James Harlan Steele,  DVM,  100,  died on November 10,  2013.  Earning his veterinary diploma from Michigan State University in 1941,  and a masters degree in public health from Harvard a year later,  Steele served in the U.S. Public Health Service during World War II,   stationed in the Virgin Islands and Puerto Rico.   Steele in November 1945 recommended to U.S. Surgeon General Thomas Paran Jr. and assistant Surgeon General Joseph Mountin that an office be formed to further veterinary public health.  They assigned Steele to investigate veterinary issues for the National Institutes of Health.  Steele went on to create the veterinary public health agency at the Centers for Disease Control in 1946,  became the first U.S. Public Health Service chief veterinary officer in 1950,  and late helped to form the first World Health Organization Expert Committee on Zoonosis.  Joining the University of Texas School of Public Health faculty in 1971,  Steele remained actively involved in veterinary public health issues as a professor emeritus until his death.

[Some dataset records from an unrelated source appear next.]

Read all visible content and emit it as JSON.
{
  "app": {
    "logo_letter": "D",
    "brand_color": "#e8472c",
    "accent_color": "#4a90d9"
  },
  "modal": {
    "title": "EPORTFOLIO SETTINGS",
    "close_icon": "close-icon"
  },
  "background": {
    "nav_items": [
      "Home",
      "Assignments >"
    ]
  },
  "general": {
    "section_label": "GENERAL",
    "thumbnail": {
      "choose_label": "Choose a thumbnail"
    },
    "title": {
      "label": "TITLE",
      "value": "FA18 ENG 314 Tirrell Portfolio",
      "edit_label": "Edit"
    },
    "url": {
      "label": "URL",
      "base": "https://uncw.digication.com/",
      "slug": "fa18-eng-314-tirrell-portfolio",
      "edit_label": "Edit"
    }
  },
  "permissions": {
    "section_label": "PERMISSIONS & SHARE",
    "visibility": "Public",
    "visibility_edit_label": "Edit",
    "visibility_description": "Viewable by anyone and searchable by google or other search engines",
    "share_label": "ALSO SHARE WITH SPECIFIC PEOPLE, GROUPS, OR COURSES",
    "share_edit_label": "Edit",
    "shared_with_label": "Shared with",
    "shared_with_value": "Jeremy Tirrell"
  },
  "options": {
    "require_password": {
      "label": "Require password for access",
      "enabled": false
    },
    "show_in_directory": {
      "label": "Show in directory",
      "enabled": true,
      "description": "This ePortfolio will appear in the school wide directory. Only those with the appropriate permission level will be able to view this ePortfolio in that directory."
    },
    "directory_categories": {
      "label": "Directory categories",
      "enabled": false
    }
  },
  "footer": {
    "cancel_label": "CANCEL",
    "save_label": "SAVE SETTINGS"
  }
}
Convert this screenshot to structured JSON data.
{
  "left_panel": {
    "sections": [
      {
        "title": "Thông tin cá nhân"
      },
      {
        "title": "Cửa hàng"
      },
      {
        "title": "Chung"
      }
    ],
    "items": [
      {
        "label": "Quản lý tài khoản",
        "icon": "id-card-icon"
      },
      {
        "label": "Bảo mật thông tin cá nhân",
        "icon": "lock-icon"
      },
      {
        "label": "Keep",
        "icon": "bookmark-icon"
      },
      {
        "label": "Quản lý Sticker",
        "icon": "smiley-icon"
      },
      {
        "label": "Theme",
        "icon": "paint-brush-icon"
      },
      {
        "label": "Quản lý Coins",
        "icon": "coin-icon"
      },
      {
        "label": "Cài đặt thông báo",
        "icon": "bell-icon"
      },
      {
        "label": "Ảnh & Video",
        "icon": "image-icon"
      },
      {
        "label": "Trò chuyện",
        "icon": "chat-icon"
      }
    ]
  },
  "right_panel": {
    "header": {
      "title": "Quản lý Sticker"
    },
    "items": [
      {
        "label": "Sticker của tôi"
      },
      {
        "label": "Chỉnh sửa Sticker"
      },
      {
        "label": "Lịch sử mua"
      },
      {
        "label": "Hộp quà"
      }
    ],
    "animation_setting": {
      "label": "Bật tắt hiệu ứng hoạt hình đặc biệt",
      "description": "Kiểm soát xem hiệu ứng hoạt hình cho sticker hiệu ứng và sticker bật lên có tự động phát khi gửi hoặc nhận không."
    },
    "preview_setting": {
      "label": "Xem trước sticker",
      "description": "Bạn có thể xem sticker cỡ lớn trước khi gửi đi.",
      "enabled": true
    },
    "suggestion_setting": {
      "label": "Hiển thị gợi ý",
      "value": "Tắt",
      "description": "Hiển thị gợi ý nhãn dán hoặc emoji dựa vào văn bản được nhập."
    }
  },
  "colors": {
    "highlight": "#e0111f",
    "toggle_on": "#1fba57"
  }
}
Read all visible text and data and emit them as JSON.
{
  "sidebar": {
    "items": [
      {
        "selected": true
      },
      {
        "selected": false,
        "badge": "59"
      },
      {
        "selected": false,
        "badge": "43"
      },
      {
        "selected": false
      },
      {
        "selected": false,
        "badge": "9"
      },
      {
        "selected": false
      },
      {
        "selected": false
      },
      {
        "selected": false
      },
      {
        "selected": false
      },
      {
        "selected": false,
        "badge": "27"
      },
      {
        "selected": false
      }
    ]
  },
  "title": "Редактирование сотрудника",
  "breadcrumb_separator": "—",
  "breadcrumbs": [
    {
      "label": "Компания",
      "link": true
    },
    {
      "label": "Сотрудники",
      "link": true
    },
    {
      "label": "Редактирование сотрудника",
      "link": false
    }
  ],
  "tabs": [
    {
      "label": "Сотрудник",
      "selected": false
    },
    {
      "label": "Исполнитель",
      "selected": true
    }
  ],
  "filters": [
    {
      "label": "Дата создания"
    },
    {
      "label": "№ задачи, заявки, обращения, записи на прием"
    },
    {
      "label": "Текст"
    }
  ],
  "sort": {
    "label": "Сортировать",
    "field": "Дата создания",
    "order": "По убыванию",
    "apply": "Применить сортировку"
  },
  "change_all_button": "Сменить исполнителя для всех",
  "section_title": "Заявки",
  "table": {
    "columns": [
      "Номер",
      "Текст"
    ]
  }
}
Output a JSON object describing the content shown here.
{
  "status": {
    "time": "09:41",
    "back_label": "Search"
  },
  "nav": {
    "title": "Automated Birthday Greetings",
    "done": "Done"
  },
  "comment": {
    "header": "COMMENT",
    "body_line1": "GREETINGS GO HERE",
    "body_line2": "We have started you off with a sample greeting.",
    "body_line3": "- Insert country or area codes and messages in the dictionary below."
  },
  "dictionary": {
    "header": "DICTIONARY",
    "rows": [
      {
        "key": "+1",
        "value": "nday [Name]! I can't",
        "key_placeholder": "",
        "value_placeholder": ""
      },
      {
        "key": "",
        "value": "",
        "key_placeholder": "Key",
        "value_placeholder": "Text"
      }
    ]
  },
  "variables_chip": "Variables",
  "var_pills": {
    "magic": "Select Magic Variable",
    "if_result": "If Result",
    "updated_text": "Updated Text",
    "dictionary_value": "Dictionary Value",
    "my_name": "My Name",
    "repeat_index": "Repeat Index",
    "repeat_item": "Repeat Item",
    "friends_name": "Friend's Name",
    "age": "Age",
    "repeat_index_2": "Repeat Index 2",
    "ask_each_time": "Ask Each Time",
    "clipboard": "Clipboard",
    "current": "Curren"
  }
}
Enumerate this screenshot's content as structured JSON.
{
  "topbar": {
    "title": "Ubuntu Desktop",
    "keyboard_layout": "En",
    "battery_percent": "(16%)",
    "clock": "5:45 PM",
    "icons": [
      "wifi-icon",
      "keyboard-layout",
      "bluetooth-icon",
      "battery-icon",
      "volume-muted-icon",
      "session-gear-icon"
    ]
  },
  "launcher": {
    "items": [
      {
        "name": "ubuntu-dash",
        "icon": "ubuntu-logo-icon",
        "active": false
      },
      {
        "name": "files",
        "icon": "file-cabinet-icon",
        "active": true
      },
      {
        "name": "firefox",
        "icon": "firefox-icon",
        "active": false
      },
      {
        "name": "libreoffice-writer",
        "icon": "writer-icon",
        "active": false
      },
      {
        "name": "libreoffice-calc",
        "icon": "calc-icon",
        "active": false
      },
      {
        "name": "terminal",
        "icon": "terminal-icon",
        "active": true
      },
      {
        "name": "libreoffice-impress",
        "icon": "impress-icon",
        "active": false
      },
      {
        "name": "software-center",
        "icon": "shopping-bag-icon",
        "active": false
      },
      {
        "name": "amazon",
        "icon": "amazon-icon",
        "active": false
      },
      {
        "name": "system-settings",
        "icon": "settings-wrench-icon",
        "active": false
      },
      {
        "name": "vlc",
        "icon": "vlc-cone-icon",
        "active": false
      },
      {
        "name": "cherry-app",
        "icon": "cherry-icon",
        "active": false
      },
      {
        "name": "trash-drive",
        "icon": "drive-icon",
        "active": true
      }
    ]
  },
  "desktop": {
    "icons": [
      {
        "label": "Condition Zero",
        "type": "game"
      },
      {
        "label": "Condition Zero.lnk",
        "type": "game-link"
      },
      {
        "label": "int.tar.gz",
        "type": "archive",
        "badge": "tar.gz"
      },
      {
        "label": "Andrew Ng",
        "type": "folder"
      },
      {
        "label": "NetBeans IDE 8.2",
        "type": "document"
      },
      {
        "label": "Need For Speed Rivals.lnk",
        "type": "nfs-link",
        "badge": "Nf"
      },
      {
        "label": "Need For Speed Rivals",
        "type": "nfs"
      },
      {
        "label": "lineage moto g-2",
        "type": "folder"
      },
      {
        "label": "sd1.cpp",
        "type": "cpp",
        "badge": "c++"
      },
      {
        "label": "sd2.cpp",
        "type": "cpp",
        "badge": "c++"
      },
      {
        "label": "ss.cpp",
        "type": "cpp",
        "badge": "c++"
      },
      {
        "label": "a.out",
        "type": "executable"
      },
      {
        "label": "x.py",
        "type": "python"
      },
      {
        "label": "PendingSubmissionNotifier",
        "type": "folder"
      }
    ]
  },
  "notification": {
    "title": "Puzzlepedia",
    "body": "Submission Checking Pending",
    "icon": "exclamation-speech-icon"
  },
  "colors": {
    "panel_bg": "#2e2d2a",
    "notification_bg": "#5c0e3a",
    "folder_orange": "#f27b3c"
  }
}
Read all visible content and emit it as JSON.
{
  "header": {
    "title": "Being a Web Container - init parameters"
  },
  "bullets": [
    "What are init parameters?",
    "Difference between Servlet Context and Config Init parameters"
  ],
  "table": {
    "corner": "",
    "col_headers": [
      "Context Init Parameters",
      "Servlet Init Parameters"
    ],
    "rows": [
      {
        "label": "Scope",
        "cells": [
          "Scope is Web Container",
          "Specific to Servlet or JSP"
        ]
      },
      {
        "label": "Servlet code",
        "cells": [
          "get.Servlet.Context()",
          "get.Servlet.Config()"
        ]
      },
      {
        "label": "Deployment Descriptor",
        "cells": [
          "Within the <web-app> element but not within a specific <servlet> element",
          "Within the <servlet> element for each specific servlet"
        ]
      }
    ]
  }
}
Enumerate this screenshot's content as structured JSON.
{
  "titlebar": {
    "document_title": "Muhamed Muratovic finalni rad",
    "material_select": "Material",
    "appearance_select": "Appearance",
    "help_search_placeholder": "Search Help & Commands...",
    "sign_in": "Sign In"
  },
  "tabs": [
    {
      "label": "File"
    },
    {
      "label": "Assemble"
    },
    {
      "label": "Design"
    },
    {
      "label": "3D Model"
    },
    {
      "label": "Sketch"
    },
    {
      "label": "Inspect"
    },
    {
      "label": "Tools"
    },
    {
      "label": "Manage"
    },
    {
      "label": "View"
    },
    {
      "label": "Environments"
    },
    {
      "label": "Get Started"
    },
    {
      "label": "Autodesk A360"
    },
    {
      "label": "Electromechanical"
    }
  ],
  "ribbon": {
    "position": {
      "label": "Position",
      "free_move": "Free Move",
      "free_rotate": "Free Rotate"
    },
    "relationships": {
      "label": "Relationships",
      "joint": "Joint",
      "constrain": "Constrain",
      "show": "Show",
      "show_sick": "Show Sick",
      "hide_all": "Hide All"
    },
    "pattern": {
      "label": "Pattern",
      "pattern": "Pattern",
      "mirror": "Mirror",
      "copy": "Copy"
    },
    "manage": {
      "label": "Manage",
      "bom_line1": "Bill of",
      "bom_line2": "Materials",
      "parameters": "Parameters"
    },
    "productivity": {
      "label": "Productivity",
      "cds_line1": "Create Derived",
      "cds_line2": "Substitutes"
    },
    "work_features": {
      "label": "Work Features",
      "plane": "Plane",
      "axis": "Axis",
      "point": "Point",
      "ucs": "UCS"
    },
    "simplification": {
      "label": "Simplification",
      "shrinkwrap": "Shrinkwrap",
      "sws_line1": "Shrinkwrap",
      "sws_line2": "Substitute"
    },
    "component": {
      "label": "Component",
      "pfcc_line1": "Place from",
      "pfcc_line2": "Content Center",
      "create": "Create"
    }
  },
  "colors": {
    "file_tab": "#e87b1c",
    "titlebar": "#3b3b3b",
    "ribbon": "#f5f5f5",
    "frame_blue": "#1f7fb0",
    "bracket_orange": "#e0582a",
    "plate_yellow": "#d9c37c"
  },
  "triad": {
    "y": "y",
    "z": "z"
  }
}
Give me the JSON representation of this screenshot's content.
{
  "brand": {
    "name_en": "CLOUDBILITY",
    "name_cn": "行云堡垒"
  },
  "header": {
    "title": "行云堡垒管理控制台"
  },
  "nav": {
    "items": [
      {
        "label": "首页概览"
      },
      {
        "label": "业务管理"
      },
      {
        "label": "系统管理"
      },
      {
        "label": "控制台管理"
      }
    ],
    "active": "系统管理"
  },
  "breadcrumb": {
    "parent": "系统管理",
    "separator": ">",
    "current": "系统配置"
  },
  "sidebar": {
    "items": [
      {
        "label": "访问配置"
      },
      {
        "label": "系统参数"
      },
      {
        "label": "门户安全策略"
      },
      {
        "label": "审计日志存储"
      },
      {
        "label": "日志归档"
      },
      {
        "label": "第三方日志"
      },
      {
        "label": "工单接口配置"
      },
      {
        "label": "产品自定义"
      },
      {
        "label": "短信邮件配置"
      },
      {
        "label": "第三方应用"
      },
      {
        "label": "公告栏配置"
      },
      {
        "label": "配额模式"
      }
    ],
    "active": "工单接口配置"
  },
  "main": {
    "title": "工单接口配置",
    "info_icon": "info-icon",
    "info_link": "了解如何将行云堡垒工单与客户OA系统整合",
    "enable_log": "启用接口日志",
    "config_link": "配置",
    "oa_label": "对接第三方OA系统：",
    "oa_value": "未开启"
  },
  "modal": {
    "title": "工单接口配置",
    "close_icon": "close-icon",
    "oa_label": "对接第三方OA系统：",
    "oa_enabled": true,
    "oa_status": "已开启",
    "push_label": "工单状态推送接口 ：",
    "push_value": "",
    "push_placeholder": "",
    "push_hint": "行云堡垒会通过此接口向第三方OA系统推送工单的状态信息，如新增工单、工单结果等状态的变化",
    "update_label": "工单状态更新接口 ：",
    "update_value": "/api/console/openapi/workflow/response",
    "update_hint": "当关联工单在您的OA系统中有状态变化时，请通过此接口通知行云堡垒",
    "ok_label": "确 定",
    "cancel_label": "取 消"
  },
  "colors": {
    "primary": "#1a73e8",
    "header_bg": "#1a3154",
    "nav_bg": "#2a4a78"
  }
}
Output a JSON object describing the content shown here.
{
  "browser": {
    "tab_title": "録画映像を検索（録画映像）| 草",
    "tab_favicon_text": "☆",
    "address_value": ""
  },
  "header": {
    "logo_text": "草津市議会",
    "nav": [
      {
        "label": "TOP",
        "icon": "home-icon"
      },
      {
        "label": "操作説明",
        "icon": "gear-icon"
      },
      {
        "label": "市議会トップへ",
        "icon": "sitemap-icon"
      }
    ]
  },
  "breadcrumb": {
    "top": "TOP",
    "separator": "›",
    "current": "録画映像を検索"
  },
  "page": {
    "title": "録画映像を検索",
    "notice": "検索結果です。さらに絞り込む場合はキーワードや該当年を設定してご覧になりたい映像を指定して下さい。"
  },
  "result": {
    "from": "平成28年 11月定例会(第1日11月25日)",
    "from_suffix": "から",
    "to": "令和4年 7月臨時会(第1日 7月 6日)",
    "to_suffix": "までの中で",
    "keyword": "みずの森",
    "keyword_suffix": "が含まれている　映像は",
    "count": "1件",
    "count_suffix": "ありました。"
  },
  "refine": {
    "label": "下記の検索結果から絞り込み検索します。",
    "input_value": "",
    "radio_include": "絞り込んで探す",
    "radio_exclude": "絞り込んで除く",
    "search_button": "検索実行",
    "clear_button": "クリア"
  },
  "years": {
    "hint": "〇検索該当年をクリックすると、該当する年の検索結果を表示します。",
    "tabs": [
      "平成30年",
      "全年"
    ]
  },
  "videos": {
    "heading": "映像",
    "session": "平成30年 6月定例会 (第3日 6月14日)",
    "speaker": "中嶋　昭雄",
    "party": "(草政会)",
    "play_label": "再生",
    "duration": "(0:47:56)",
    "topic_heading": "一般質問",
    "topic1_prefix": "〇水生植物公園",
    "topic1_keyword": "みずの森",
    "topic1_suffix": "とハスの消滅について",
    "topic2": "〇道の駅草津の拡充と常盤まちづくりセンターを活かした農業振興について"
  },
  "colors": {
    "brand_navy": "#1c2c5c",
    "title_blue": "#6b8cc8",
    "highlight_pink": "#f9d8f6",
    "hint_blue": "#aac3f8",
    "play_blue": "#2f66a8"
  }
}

Recalled Program for Monitoring Emerging Diseases animal disease assistant moderator Peter Cowen,  “Bill Foege,  the former director of CDC,  said at Jim’s 90th annual birthday lecture that Jim’s seminal contribution was that the health of humans and the health of animals are inseparable.  This allowed us to develop a more rational public health future,  because you cannot consider the health of people without considering the health of animals.”